Lo levantaron, llovía, lo metieron en una ambulancia y le dijeron que todo estaba bien. Pero no lo estaba. Él la rescató. No sabía cómo había vuelto a la carretera, perdió la consciencia en el bosque, la bruja le cortó el cuello…

—¡Oiga! —le gritó al médico que tenía al lado–. Mi cuello, la herida…

—Tranquilo, no se preocupe, se ha golpeado la cabeza. Procure no moverse. Lo llevaremos al hospital para asegurarnos de que todo está bien.

—Yo…

Ovid se sentía impotente. ¿Todo había sido una alucinación? No. Lo había vivido, estaba seguro… era algo que no podía explicar, pero alguien debía ir al bosque y asegurarse de que allí no había ninguna niña. Entonces, un revuelo de voces lo alertó. Algo pasaba. Alguien gritó para que el médico saliera y Ovid se quedó solo. Se sentía cansado, tenía ganas de dormir. Apenas tenía fuerzas para mantenerse atento a lo que sucedía dentro, mucho menos podía saber qué pasaba fuera. Escuchó con atención, su mente se perdía, sentía que una simple ráfaga de viento podía arrancarle las pocas ideas que lograba dar vida su mente. Necesitaba saber, necesitaba ver aquellos ojos castaños y enormes que tanto le recordaban a su madre.

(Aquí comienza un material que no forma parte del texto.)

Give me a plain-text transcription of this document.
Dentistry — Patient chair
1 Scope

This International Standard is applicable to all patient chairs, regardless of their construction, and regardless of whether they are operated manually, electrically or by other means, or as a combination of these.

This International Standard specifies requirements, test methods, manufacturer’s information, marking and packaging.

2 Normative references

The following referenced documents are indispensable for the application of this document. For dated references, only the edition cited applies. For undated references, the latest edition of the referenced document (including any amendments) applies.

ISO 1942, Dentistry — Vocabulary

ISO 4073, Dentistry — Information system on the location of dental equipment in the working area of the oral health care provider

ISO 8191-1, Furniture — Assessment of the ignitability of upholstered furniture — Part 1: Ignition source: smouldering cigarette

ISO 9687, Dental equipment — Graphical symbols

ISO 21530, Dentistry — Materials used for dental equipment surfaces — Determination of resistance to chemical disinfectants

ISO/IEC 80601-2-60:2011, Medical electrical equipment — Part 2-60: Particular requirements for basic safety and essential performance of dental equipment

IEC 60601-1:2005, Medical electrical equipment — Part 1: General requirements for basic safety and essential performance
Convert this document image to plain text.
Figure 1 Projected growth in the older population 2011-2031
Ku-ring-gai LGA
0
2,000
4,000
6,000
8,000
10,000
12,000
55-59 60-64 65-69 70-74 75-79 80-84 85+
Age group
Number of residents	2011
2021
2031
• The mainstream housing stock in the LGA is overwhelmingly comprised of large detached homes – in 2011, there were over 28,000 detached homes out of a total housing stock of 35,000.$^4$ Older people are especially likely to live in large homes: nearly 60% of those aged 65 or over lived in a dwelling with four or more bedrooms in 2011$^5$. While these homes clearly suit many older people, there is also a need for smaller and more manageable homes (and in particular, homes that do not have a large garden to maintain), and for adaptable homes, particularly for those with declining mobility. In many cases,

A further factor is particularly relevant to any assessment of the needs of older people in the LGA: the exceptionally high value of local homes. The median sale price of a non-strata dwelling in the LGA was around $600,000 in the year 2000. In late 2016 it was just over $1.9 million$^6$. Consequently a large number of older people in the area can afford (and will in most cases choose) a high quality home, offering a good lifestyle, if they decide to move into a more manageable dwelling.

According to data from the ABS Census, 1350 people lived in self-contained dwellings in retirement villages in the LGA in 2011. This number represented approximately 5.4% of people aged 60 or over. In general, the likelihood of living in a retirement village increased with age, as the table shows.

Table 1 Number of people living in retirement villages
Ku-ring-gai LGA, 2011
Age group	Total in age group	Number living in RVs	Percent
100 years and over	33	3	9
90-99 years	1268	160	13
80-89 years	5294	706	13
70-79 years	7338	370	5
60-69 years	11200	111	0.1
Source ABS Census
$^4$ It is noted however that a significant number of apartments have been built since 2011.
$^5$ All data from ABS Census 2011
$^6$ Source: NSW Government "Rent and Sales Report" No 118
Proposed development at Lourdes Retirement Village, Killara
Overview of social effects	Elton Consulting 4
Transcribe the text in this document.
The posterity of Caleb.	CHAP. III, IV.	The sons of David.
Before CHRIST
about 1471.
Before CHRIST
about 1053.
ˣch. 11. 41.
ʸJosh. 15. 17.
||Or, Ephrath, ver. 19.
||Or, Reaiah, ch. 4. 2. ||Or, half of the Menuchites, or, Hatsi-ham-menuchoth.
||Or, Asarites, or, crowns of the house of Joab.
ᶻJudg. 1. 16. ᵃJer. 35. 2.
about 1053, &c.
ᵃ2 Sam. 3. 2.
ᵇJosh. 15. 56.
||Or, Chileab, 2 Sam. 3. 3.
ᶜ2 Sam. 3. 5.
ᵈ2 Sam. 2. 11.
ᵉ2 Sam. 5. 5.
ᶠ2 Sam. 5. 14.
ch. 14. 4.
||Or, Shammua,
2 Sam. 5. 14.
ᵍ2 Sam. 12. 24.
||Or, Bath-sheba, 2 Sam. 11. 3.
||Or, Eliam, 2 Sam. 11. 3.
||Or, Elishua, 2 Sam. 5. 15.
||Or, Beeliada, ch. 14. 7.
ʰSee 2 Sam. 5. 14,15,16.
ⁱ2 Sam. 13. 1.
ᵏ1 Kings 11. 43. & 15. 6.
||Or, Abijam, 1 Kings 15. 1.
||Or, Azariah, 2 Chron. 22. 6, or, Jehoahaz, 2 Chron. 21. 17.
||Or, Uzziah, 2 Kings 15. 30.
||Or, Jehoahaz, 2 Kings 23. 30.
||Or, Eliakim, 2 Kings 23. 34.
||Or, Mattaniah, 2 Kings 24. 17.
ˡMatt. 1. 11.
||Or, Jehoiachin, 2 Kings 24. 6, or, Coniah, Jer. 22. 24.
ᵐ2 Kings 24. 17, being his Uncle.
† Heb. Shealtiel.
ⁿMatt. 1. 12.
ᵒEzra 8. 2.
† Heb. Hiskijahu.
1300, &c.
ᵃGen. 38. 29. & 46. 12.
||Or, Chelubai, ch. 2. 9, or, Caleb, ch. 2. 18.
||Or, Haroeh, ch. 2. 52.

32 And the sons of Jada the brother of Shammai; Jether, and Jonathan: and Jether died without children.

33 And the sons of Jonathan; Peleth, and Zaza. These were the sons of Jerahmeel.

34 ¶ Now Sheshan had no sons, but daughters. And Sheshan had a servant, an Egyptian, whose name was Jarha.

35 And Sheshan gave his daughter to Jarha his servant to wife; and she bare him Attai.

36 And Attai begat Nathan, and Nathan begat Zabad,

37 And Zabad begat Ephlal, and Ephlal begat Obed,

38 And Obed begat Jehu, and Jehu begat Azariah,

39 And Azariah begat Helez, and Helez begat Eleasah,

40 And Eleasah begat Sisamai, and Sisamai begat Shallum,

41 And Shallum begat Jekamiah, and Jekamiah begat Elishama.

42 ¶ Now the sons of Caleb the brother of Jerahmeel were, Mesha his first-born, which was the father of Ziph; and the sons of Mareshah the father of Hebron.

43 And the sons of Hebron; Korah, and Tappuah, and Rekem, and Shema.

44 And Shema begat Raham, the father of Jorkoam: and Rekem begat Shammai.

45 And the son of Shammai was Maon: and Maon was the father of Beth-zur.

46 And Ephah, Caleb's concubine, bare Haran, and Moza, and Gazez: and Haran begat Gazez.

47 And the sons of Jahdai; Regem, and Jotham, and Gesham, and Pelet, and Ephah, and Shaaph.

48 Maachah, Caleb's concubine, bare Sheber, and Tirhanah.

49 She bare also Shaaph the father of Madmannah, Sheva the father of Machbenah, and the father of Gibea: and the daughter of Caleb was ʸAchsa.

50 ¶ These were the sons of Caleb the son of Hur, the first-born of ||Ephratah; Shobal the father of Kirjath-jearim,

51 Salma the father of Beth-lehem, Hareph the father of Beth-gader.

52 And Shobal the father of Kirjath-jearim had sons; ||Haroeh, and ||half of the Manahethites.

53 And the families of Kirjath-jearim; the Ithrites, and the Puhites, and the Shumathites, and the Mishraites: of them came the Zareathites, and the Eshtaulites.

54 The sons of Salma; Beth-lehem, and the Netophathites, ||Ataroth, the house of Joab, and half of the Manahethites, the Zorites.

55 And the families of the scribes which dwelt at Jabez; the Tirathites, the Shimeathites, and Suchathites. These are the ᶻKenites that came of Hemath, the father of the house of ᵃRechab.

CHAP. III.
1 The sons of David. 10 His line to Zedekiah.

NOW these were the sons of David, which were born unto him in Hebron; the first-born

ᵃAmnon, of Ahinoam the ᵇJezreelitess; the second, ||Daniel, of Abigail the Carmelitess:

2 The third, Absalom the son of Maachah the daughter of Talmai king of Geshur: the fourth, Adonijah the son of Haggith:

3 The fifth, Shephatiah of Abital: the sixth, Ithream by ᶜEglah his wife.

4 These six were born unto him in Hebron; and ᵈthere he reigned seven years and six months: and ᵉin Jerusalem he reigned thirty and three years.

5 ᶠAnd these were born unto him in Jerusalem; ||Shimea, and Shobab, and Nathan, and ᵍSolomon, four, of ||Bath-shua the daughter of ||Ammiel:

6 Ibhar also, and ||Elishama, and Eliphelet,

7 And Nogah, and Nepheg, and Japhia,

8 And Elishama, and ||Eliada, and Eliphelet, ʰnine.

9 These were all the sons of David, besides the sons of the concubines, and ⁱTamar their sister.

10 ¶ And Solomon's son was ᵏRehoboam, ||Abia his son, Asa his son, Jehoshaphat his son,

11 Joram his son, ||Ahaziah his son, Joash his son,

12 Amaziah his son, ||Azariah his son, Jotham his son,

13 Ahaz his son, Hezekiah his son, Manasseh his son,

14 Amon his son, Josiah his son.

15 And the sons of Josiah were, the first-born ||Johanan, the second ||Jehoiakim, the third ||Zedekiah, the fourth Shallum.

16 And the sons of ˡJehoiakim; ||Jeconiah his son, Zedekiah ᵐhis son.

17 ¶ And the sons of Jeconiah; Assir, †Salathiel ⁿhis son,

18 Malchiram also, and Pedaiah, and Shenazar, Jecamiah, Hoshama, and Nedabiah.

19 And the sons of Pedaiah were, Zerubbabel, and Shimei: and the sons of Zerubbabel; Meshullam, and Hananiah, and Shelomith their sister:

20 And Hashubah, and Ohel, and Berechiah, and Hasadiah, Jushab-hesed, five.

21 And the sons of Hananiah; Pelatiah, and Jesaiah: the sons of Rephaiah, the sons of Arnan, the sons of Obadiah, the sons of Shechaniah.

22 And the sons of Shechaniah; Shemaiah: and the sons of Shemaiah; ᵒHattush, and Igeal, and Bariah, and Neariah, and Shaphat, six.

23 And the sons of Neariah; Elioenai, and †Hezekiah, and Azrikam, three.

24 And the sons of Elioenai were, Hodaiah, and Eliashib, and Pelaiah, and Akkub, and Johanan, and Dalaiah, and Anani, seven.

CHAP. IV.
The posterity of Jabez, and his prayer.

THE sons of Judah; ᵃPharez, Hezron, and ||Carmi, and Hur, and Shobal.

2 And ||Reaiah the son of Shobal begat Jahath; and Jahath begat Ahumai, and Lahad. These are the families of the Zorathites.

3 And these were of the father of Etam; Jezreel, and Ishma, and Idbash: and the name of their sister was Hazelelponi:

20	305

La puerta de la ambulancia se abrió y el médico entró con una niña en brazos, estaba manchada de barro y sangre, aunque no tenía heridas. Sus ojos castaños se cruzaron con los de Ovid y en ese mismo instante lo supo. Aquella niña era el vivo retrato de Lenuta y la bruja la había atrapado al igual que trató de raptarlos a ellos cuando eran niños. Todo lo malo y bueno que había hecho, lo consciente y lo inconsciente, todo… lo había conducido a esa carretera y a ese instante… para salvarla, para salvar a su sobrina.

Ovid sonrió y se dejó llevar por el cansancio y la calma que lo invadió. Se quedó dormido feliz, porque por fin empezaba a sentir que merecía el perdón.